2018 is just two months away, and preparations for the XXIII Olympic Winter Games, to be held in Pyeongchang, South Korea from February 9-25, are nearly complete.
Russian athletes are anxious to participate in the games, but their chances have been jeopardized by revelations that first emerged in 2014 that many of the country’s athletes were involved in a doping scheme, which supplied athletes with performance-enhancing drugs.
“The hockey team cannot perform in Pyeongchang under a neutral flag, and simply, you will agree, it would be strange,” said Chairman of the Board of Directors of the Kontinental Hockey League (KHL) Gennadiy Timchenko on Tuesday, according to the online media outlet R-Sport.
Timchenko has been adamant that the Russian hockey team not compete under what he calls an “incomprehensible” flag, in the event of being disqualified nationally.
Neutral flag bearers in Olympic Games have been allowed since 1980, when the International Olympic Committee allowed National Olympic Committees and their nominated athletes – mostly from western European countries – to participate in the Moscow winter games despite their governments’ support of a U.S.-led boycott.
Athletes have competed as independent Olympians for a variety of reasons, ranging from international sanctions to political transition in their country of origin. At the Opening Ceremony, such athletes enter the event stadium not under their national flag, but under the iconic, five-ringed Olympic flag. Athletes from Russia, India, Kuwait, Macedonia and East Timor, just to name a few, have been represented at various Olympic Games since 1980 under the Olympic, rather than their national, flag.
By December 2016, the International Olympic Committee launched an investigation into the claims of Russian doping scheme. In November 2015, the World Anti-Doping Agency (WADA) published a report on the issue, and the International Association of Athletics Federations (IAAF) subsequently banned Russia indefinitely from world track and field events.
The International Olympic Committee‘s investigation is still ongoing, and is expected to wrap up by the end of this year, just in time for the 2018 games.
"We feel we have found a number of elements to charge a certain number of athletes," said Denis Oswald, a Swiss member of the IOC's executive board who heads one of two commissions investigating the Russian doping allegations. Oswald did not specify the exact number of athletes that will be affected.

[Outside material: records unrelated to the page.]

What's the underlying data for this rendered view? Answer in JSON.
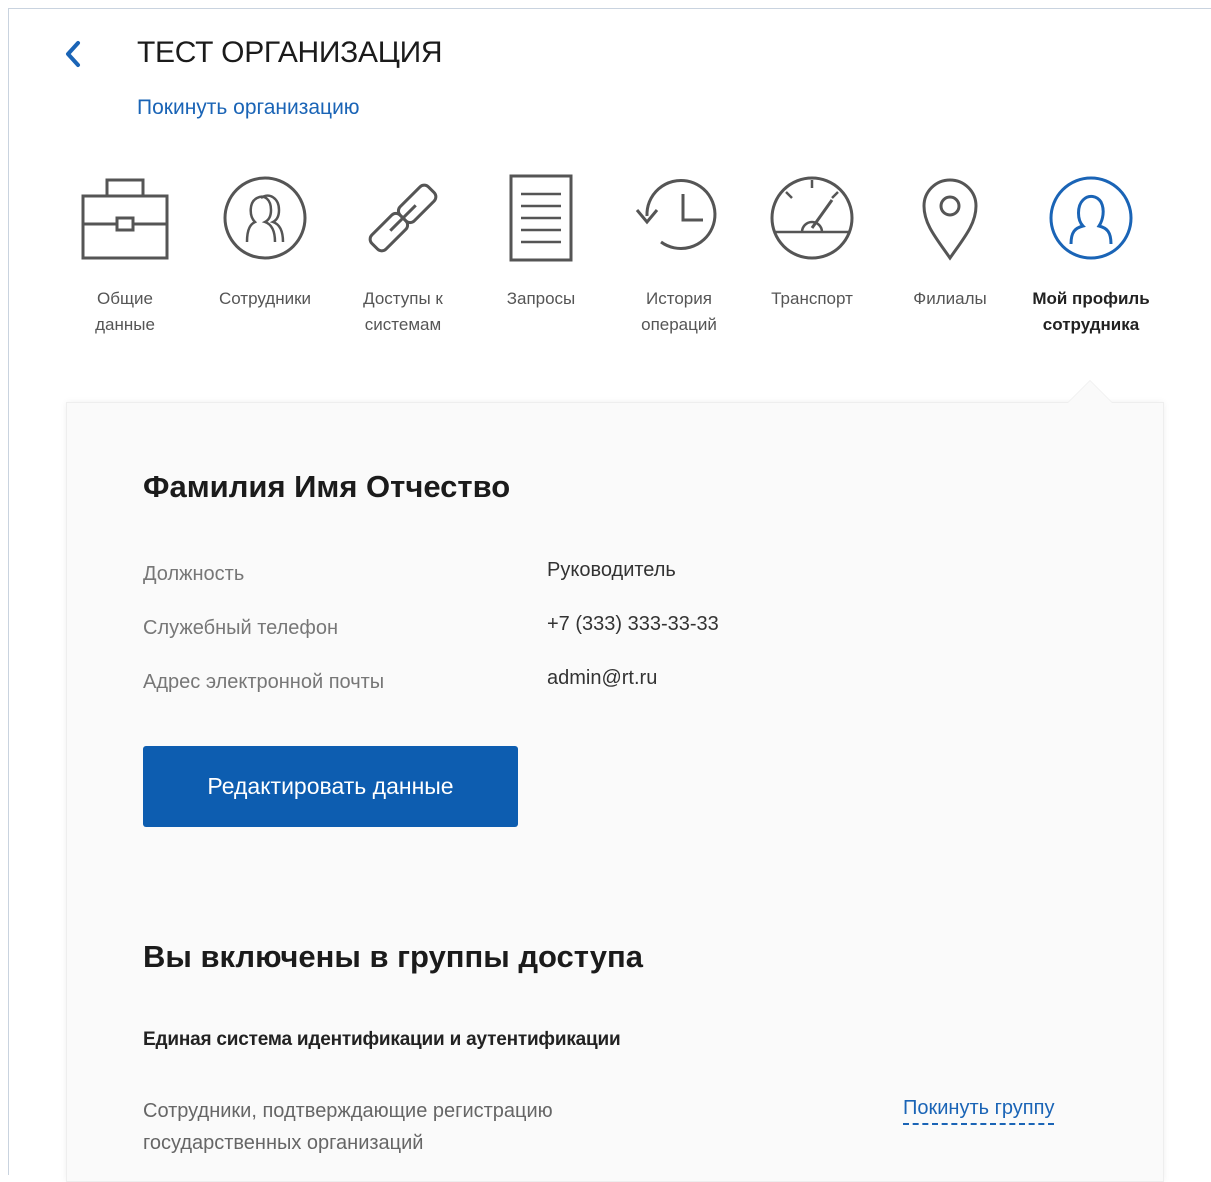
{
  "header": {
    "title": "ТЕСТ ОРГАНИЗАЦИЯ",
    "leave_org_link": "Покинуть организацию",
    "back_icon": "chevron-left-icon"
  },
  "nav": {
    "items": [
      {
        "label": "Общие\nданные",
        "icon": "briefcase-icon",
        "active": false
      },
      {
        "label": "Сотрудники",
        "icon": "employees-icon",
        "active": false
      },
      {
        "label": "Доступы к\nсистемам",
        "icon": "chain-link-icon",
        "active": false
      },
      {
        "label": "Запросы",
        "icon": "document-icon",
        "active": false
      },
      {
        "label": "История\nопераций",
        "icon": "history-icon",
        "active": false
      },
      {
        "label": "Транспорт",
        "icon": "speedometer-icon",
        "active": false
      },
      {
        "label": "Филиалы",
        "icon": "map-pin-icon",
        "active": false
      },
      {
        "label": "Мой профиль\nсотрудника",
        "icon": "profile-icon",
        "active": true
      }
    ]
  },
  "profile": {
    "full_name": "Фамилия Имя Отчество",
    "fields": [
      {
        "label": "Должность",
        "value": "Руководитель"
      },
      {
        "label": "Служебный телефон",
        "value": "+7 (333) 333-33-33"
      },
      {
        "label": "Адрес электронной почты",
        "value": "admin@rt.ru"
      }
    ],
    "edit_button": "Редактировать данные"
  },
  "groups": {
    "title": "Вы включены в группы доступа",
    "system_name": "Единая система идентификации и аутентификации",
    "group_name": "Сотрудники, подтверждающие регистрацию государственных организаций",
    "leave_group_link": "Покинуть группу"
  },
  "colors": {
    "accent": "#0d5db0",
    "link": "#1a64b6",
    "icon_inactive": "#555555",
    "icon_active": "#1a64b6"
  }
}
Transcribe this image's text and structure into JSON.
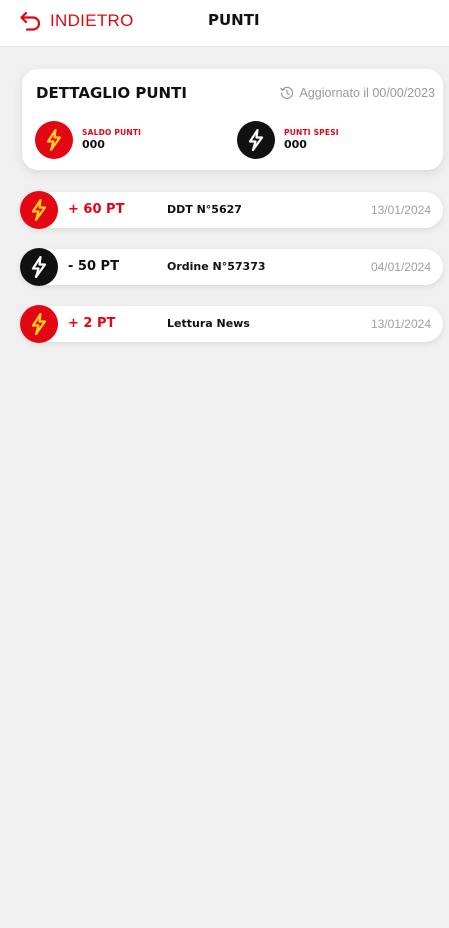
{
  "header": {
    "back_label": "INDIETRO",
    "title": "PUNTI"
  },
  "summary": {
    "title": "DETTAGLIO PUNTI",
    "updated_text": "Aggiornato il 00/00/2023",
    "saldo": {
      "label": "SALDO PUNTI",
      "value": "000"
    },
    "spesi": {
      "label": "PUNTI SPESI",
      "value": "000"
    }
  },
  "transactions": [
    {
      "points": "+ 60 PT",
      "description": "DDT N°5627",
      "date": "13/01/2024",
      "kind": "gain"
    },
    {
      "points": "- 50 PT",
      "description": "Ordine N°57373",
      "date": "04/01/2024",
      "kind": "spend"
    },
    {
      "points": "+ 2 PT",
      "description": "Lettura News",
      "date": "13/01/2024",
      "kind": "gain"
    }
  ],
  "colors": {
    "accent": "#e30613",
    "dark": "#111111",
    "bolt_on_red": "#ffd21f",
    "bolt_on_black": "#ffffff",
    "background": "#f0f0f0"
  },
  "icons": {
    "back": "back-arrow-icon",
    "updated": "history-clock-icon",
    "bolt": "lightning-bolt-icon"
  }
}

While Russia is concerned about its athletes’ eligibility to participate in next year’s winter games, its officials are particularly concerned about Russia’s famed men’s ice hockey team.
“So far, nothing is clear, there are debriefings, and we are waiting for the end of November when everything should become clear,” Timchenko said on Tuesday.
The team is ranked second in the world by the International Ice Hockey Federation (IIHF), just behind Canada, and is more than a source of national pride.
Since 1993, the team has been competing under the Russian flag, but it is officially recognized by the IIHF as the successor to the Soviet Union’s national team, which has passed its ranking on to Russia. From 1956 to 1988, the USSR’s team won seven Olympic gold medals, one silver medal and one bronze medal in nine appearances. In the last winter Olympic Games, held in the Russian Black Sea coastal city of Sochi, the team came in at number five.
Travis Tygart, head of the U.S. Anti-Doping Agency, is amongst the harshest of critics in regards to the Russian doping scandal. He is in favor of banning its athletes completely.
“Anything less is, really, a ‘get out of jail free card’, and sends a terrible message that to win, you must cheat your way to the top, and that it’s okay,” Tygart said, according to The Guardian.
Despite in-depth investigations and world-wide criticism, Russian Olympic Committee chief Aleksandr Zhukov said he was confident most Russian athletes will be cleared and allowed to compete in Pyeongchang.